Philippa: He never stops! [laughs] He always keeps going! [Gandalf picks up map] And here, of course, is Thorin
Oakenshield’s map from ‘The Hobbit’ – the map used by Bilbo and the company of Dwarves and Gandalf
to find the secret door into the Lonely Mountain. There was a little bit of confusion as to what happened to Thorin’s
map: we had it written in there, and we had a note to check, factually, what happened to Thorin’s map, and the person
we set onto that was Henry Mortensen, Viggo Mortensen’s son, was our researcher on that, and he went in there and double-checked
what happened to Thorin’s map, and said, “Yes: no, it survived”.
Peter: Thank heavens for Henry!
Philippa: [laughing] Thank heavens for Henry! (beat) One of the things I remember was – before this
project even got green-lit – you had a wish-list, and your wish-list for Bilbo Baggins was Sir Ian Holm [Peter
agrees] and I don’t think we ever saw anybody else as Bilbo, so it was just a dream come true watching him bring Bilbo
Peter: [Bilbo pours tea for Gandalf] This shot is actually not a computer shot: it looks like one, because you’ve
got the two actors in the same shot, but it’s done with forced perspective.
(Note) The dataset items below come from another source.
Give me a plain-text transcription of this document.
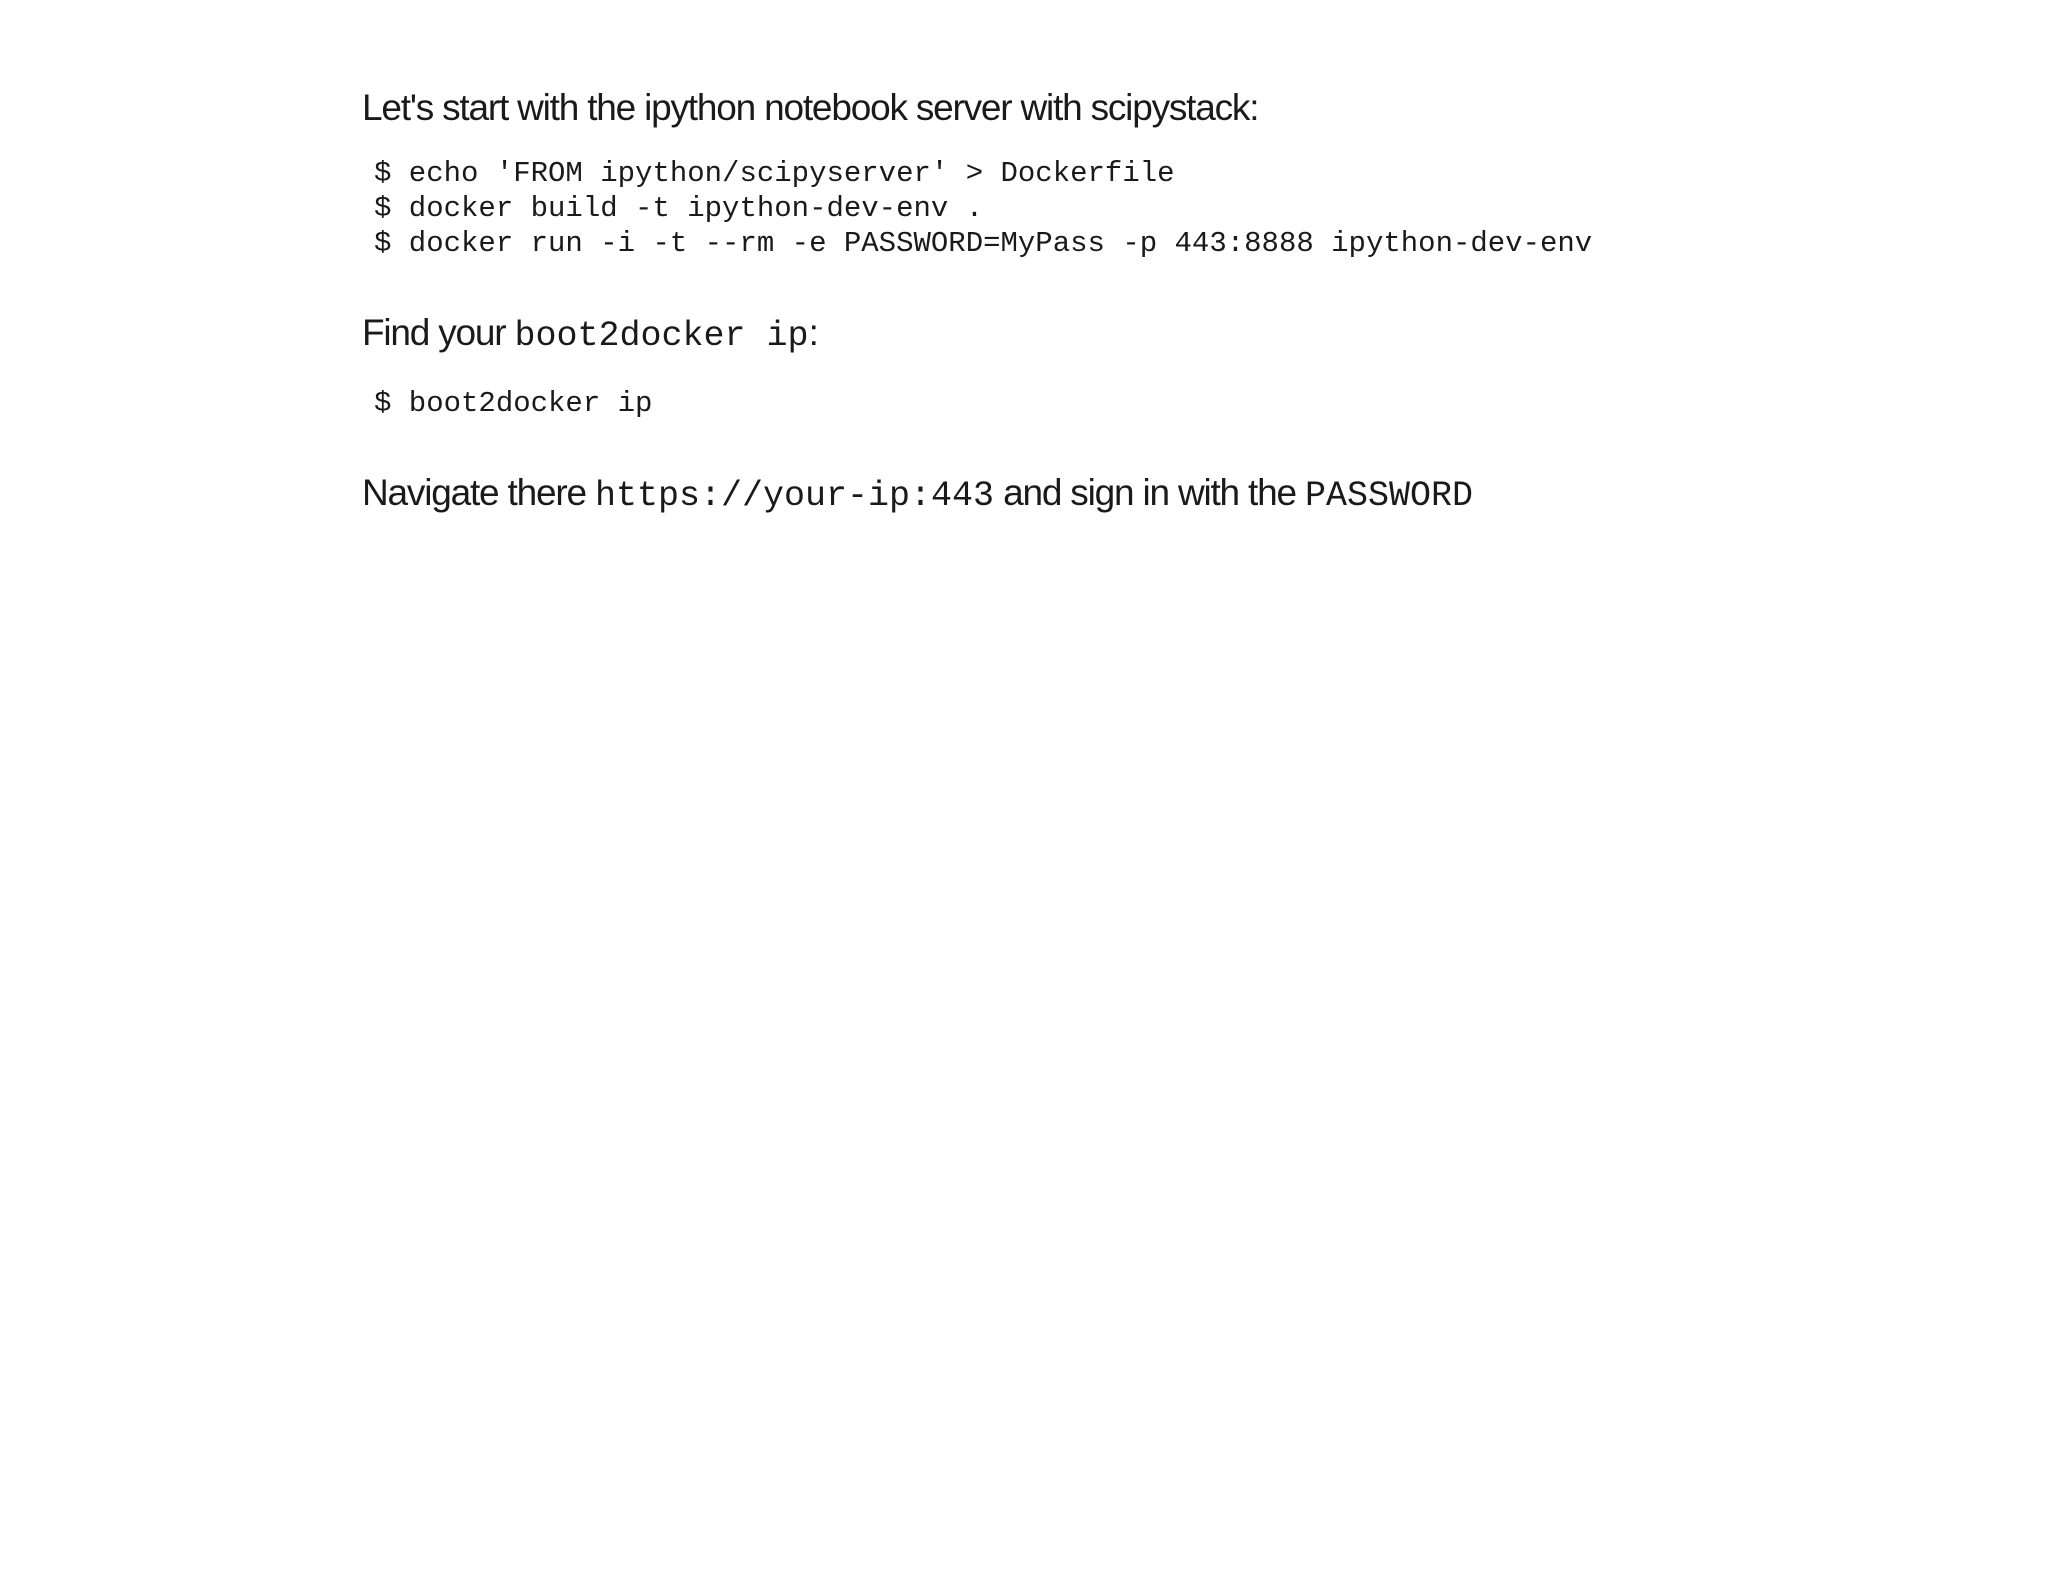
Let's start with the ipython notebook server with scipystack:

$ echo 'FROM ipython/scipyserver' > Dockerfile
$ docker build -t ipython-dev-env .
$ docker run -i -t --rm -e PASSWORD=MyPass -p 443:8888 ipython-dev-env

Find your boot2docker ip:

$ boot2docker ip

Navigate there https://your-ip:443 and sign in with the PASSWORD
Now, the table that Ian Holm is pouring
on is a different sized table to what Ian McKellen’s sitting on, and there’s actually five or six feet…
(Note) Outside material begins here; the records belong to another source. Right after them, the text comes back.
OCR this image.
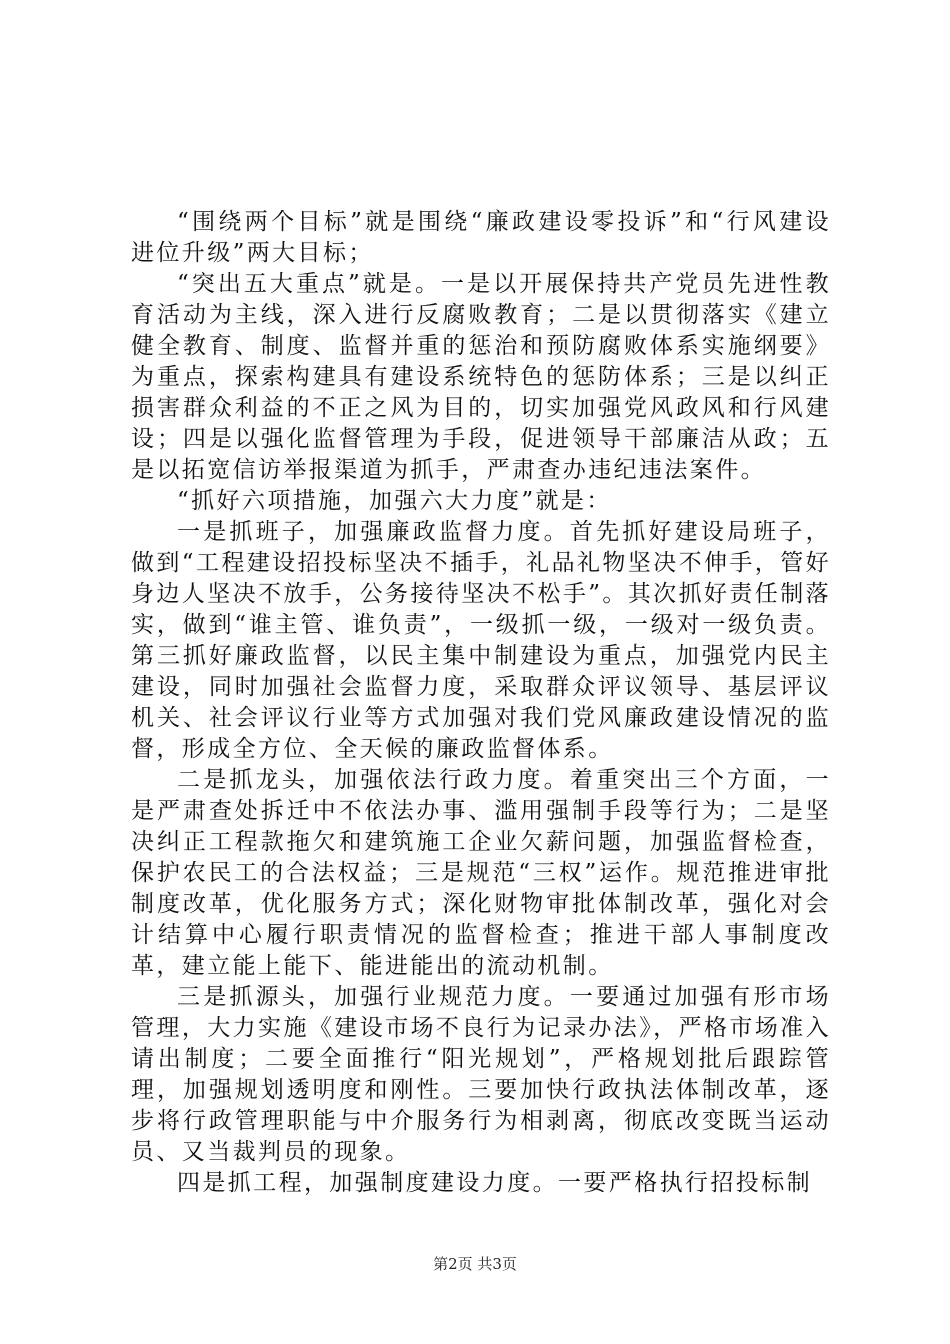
“围绕两个目标”就是围绕“廉政建设零投诉”和“行风建设进位升级”两大目标；

“突出五大重点”就是。一是以开展保持共产党员先进性教育活动为主线，深入进行反腐败教育；二是以贯彻落实《建立健全教育、制度、监督并重的惩治和预防腐败体系实施纲要》为重点，探索构建具有建设系统特色的惩防体系；三是以纠正损害群众利益的不正之风为目的，切实加强党风政风和行风建设；四是以强化监督管理为手段，促进领导干部廉洁从政；五是以拓宽信访举报渠道为抓手，严肃查办违纪违法案件。

“抓好六项措施，加强六大力度”就是：

一是抓班子，加强廉政监督力度。首先抓好建设局班子，做到“工程建设招投标坚决不插手，礼品礼物坚决不伸手，管好身边人坚决不放手，公务接待坚决不松手”。其次抓好责任制落实，做到“谁主管、谁负责”，一级抓一级，一级对一级负责。第三抓好廉政监督，以民主集中制建设为重点，加强党内民主建设，同时加强社会监督力度，采取群众评议领导、基层评议机关、社会评议行业等方式加强对我们党风廉政建设情况的监督，形成全方位、全天候的廉政监督体系。

二是抓龙头，加强依法行政力度。着重突出三个方面，一是严肃查处拆迁中不依法办事、滥用强制手段等行为；二是坚决纠正工程款拖欠和建筑施工企业欠薪问题，加强监督检查，保护农民工的合法权益；三是规范“三权”运作。规范推进审批制度改革，优化服务方式；深化财物审批体制改革，强化对会计结算中心履行职责情况的监督检查；推进干部人事制度改革，建立能上能下、能进能出的流动机制。

三是抓源头，加强行业规范力度。一要通过加强有形市场管理，大力实施《建设市场不良行为记录办法》，严格市场准入请出制度；二要全面推行“阳光规划”，严格规划批后跟踪管理，加强规划透明度和刚性。三要加快行政执法体制改革，逐步将行政管理职能与中介服务行为相剥离，彻底改变既当运动员、又当裁判员的现象。

四是抓工程，加强制度建设力度。一要严格执行招投标制

第2页 共3页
This table’s split in half, chopped down in the middle; the join is hidden by all of the different objects that are
on the table, but there’s actually a five or six foot gap between the two halves of the table in that wide shot, and
the two actors are in the same room together, but they’re a lot more separated by distance than what appears on film;
and what you actually see is the appearance that one character is very small and that one’s very big, and that’s
simply because the small person’s further away: it’s called forced perspective.
Philippa: I think I’m right in saying: this was the first time Ian Holm and Ian McKellen have acted together
in a film.
Peter: Yeah, they’d never worked together – they knew each other slightly, but they’d never been
in anything together, and I think they had a lot of fun.
Philippa: They did.
Peter: They were great days, these days, because they were both… In a way, they were both, you know, really
determined to make their scenes as special as they possibly could. They only had two or three scenes together, and they wanted
to make the most of them.
Philippa: I think one of the… If I remember rightly, Ian Holm did make the enquiry – I don’t think
Gandalf had been cast when we approached him – and he did ask… One of his first questions was, “Who’s
Peter: The smoking scene is one that I thought I would have to fight for: I was sure at some stage, because it’s
Hollywood, somebody would come to me and say, “You can’t show smoking in a film, it’s not politically correct,”
and yet it’s my favourite scene, this smoke-ship. [Philippa laughs] I always wanted to have the smoke-ship, and
I was really gearing myself up for a hell of a fight when the day came that I was told to get rid of the smoking scene, but
it never did.
Peter: Nobody ever breathed a word about it.
Philippa: In earlier drafts, we actually had a running gag that Gandalf had given-up smoking.